Die Worte durchschnitten bedenklich das ringsum lastende Schweigen. Der Quendel erbebte und blickte verstohlen von links nach rechts. Einen Augenblick hatte Bullrich das höchst unangenehme Gefühl, dass ihm irgendetwas aus dem Dickicht entgegenstarrte. Er hätte nicht sagen können, was das sein sollte. Vielleicht war es ja nur der Wald selbst, dieser vermaledeite Wald, der so feindselig und abweisend aussah, dass es Bullrich immer unwahrscheinlicher vorkam, an den ersten zottigen Baumriesen vorbei in seinen Schatten einzutreten.

Wenn ihn von dort tatsächlich irgendetwas beobachtete, dann verriet dieses Etwas seine Anwesenheit jedenfalls mit keinem Laut. Kein Tritt auf einen dürren Ast, kein Rascheln im trockenen Laub erreichte Bullrichs gespitzte Ohren. Es war still, ganz still.

Bullrich verbot sich, »totenstill« zu denken, und dachte es dennoch.

›Ein Wald, der es freundlich mit einem meint, würde mehr Geräusche haben‹, überlegte er.

Tatsächlich vermisste er nicht nur den aufmunternden Gesang der Vögel, sondern alle vertrauten Laute, die man für gewöhnlich in der Nähe eines Waldes vermuten konnte. Das Rauschen des Windes in den Baumkronen, das tausendfache Rascheln von Blättern und Zweigen oder ein leises Knistern im Unterholz, wenn ein Tier hindurchhuschte. Bullrichs nervös umherschweifender Blick blieb an einer gewaltigen Fichte mit geborstener Rinde und moosbehangenen Ästen hängen. Sie schien ihm unermesslich hoch. Schwindelig konnte es einem werden, wenn man den Kopf in den Nacken legte und den Stamm von der Wurzel bis zur Spitze in Augenschein nahm. Bei kaum einem Baum war es anders. Ob Fichte, Tanne, Buche oder Eiche, alle sahen sie riesig, abweisend und uralt aus.

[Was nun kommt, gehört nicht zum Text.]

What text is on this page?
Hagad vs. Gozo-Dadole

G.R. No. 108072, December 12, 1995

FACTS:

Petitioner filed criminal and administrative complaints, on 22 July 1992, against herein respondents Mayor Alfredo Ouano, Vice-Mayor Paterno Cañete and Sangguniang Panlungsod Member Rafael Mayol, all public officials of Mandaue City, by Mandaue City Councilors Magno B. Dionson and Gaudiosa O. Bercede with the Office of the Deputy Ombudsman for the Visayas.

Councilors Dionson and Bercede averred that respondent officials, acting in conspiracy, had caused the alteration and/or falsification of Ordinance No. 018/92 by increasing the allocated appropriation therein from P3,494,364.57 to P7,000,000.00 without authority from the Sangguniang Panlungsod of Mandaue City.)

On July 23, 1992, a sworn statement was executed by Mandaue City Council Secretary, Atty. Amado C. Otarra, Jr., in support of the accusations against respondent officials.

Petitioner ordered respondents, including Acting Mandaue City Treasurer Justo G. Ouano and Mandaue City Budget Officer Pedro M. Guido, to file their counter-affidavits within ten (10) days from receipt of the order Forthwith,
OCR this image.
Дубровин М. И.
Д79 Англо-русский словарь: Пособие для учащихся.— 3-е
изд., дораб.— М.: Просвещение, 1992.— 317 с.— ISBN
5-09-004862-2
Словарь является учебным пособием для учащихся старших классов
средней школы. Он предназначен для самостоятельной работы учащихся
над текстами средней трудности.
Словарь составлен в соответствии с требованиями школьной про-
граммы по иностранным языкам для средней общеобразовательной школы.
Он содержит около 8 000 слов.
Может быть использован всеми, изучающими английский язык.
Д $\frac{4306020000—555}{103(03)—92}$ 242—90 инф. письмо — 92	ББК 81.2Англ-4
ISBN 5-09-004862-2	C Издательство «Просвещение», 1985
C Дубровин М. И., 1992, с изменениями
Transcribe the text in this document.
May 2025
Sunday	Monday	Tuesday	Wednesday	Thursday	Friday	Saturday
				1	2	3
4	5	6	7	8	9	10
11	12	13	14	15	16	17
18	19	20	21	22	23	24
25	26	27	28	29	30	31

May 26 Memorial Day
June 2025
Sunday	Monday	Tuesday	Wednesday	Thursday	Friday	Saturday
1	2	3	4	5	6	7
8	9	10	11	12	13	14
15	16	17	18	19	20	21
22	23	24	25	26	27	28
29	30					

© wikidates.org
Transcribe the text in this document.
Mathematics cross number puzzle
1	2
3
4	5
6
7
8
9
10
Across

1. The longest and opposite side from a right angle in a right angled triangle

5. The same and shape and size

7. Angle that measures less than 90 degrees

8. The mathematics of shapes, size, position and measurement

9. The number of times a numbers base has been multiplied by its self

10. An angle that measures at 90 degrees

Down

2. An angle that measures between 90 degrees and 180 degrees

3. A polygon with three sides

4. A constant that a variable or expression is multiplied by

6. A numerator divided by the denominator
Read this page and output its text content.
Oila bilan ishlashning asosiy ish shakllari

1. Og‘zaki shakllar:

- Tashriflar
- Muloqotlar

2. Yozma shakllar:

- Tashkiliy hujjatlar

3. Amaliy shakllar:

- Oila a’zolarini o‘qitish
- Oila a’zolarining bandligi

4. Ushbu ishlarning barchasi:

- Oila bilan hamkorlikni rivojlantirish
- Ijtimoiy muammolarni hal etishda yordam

»Aha, Mischwald«, bemerkte der Quendel und nahm seine Angewohnheit, mit sich selbst zu sprechen, flüsternd auf. Die nüchterne Feststellung blieb unerwidert und Bullrich fand die Kraft, sich ein wenig zusammenzureißen. Er fingerte in seinen Taschen nach Birkenrollen und Holzkohle. »Das lässt sich durchaus von hier aus festhalten. Nur nichts überstürzen, bester Schattenbart«, murmelte er vor sich hin und kritzelte ein paar Notizen auf die erste Rinde.

Hastig blickte er aber sofort wieder auf und suchte den Waldrand aufs Neue ab, ob sich nicht genau in diesem unbewachten Augenblick, als er sich über seine Aufzeichnungen beugte, dort irgendetwas Bedrohliches regte. Alles blieb beim Alten, doch Bullrich war weit entfernt davon, sich beruhigt zu fühlen. Die Angst kletterte aus den lahmen Kniekehlen prickelnd bis in seine Haarwurzeln. Seine sonst so ruhige Hand machte einen krakeligen Schnörkel auf die makellose Silberfläche der Rinde und Bullrich entdeckte fast erstaunt, dass er zitterte.

Es war schrecklich, so ungeschützt und allen etwaigen Blicken preisgegeben, mitten auf der sonnenhellen Wiese zu stehen, wenn etwas ganz in seiner Nähe im Verborgenen lauern mochte. Dort vorne, zwischen den Schatten, ein Schatten selbst womöglich und nichts aus Fleisch und Blut, das sich guten Gewissens ans Tageslicht wagen konnte. Oder war alles Einbildung, die wilde Erfindung seiner angespannten Nerven? Aber in den Wald hinein, allen vermeintlichen Gefahren geradewegs entgegenzulaufen, dazu mochte er sich auch noch nicht entschließen.

Die Zeit verrann in dicken, zähen Tropfen. Es war so still, als wären alle Geräusche ausgestorben. Wie klang das Lied eines Vogels? Wie das Brummen einer Biene im Blütenkelch? Hinter dem Quendel versank die ganze, ihm bekannte Welt und ließ ihn allein mit dem unheimlichen Wald. Seine Hände sanken herab. Achtlos schob er Birkenrinde und Kohle wieder in seine Westentasche zurück. Er konnte nichts weiter tun, als geradeaus zu starren.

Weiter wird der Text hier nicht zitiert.